Finding the opposite of a thing requires you to truly understand the thing itself. As I noted above, a man died because his doctor (and later on the medical student) could not even appreciate the simple difference between breathing in and breathing out.


Consider this blog open for business for any and all who would like to accept the challenge of turning King Lear into Bizzaro Lear and then showing us what that means and how that works. Let us rewrite the Bard's Immortal Play (or at least one scene) and turn the whole world upside down.


This, in my mind, is where the roots of genuine creativity are to be found.


Comments ( 2)

A couple of days ago, I posted (or thought I posted) a comment under your post titled "Posted without Comment." My comment never showed up. What criteria do you use for determining which comments get posted and which don't? Thanks.

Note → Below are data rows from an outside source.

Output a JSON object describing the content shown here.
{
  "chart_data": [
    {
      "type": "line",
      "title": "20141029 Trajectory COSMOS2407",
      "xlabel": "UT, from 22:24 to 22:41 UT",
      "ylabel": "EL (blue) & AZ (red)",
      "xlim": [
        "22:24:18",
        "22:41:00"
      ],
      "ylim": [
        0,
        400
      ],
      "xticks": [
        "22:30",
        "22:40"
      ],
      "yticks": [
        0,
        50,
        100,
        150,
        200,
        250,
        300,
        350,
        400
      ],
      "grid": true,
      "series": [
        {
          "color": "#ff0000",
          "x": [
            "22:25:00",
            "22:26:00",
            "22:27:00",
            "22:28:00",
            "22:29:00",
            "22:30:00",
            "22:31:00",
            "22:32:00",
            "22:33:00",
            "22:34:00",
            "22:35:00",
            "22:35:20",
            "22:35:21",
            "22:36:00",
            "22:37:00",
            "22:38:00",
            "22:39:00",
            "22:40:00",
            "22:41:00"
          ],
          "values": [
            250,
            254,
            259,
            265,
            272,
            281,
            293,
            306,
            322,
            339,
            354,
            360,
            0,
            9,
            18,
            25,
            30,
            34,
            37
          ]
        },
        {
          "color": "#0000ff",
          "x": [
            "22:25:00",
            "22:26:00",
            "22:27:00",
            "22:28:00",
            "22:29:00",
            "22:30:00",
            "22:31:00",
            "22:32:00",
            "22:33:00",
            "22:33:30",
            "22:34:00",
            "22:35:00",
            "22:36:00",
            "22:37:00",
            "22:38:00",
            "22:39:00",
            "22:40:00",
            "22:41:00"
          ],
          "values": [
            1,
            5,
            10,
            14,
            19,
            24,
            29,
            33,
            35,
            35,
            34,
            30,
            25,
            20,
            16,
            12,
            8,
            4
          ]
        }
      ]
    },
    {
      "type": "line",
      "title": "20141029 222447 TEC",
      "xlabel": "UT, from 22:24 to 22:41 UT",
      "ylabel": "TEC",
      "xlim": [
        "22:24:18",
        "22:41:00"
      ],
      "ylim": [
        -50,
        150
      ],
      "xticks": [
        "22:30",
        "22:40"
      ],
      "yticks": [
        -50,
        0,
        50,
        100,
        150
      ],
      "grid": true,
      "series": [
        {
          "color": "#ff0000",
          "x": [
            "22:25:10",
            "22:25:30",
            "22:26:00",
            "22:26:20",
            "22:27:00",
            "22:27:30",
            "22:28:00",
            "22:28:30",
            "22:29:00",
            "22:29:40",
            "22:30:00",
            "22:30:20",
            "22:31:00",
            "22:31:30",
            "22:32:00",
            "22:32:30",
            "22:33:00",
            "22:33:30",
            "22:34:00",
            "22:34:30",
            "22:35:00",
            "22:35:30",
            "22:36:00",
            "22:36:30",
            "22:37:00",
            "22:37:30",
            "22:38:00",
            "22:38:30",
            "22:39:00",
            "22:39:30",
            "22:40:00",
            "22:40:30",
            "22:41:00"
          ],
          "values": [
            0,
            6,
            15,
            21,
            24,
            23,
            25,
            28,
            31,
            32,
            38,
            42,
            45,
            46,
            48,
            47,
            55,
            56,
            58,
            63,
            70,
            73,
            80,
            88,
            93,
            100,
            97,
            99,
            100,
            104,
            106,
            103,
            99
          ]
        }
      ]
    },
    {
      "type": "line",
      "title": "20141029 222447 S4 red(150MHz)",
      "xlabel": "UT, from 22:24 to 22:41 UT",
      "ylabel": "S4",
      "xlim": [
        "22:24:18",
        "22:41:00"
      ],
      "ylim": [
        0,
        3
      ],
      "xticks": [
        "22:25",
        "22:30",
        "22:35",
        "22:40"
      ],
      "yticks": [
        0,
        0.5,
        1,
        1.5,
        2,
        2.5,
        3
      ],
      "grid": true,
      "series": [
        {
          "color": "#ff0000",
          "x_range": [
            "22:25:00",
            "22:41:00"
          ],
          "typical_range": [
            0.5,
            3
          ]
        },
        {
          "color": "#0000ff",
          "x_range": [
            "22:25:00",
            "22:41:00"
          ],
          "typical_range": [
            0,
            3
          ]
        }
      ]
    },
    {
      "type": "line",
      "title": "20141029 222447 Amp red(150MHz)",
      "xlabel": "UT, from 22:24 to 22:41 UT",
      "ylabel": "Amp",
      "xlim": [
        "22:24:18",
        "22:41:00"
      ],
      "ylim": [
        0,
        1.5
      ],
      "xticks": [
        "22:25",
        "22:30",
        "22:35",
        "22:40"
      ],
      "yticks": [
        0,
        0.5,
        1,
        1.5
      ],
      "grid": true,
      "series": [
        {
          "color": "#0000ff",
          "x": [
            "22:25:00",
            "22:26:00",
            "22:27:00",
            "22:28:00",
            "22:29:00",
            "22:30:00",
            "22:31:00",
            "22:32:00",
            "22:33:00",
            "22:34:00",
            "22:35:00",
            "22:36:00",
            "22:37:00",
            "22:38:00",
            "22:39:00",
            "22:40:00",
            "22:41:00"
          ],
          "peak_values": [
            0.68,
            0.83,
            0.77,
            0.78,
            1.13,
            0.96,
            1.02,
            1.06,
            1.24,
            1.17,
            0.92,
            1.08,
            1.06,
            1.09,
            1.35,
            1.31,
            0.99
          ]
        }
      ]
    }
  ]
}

SuzyR -- In the past couple weeks ChangingAging.org has been bombarded by spam and junk comments and it's possible your comment was inadvertently sent to the junk folder. I tried but was unable to recover it. We are currently in the process of setting up an authorization process so that regular commenters will not be subject to the spam filters.

This blog is still in its infancy and we greatly appreciate everyone's patience as we work out the bugs.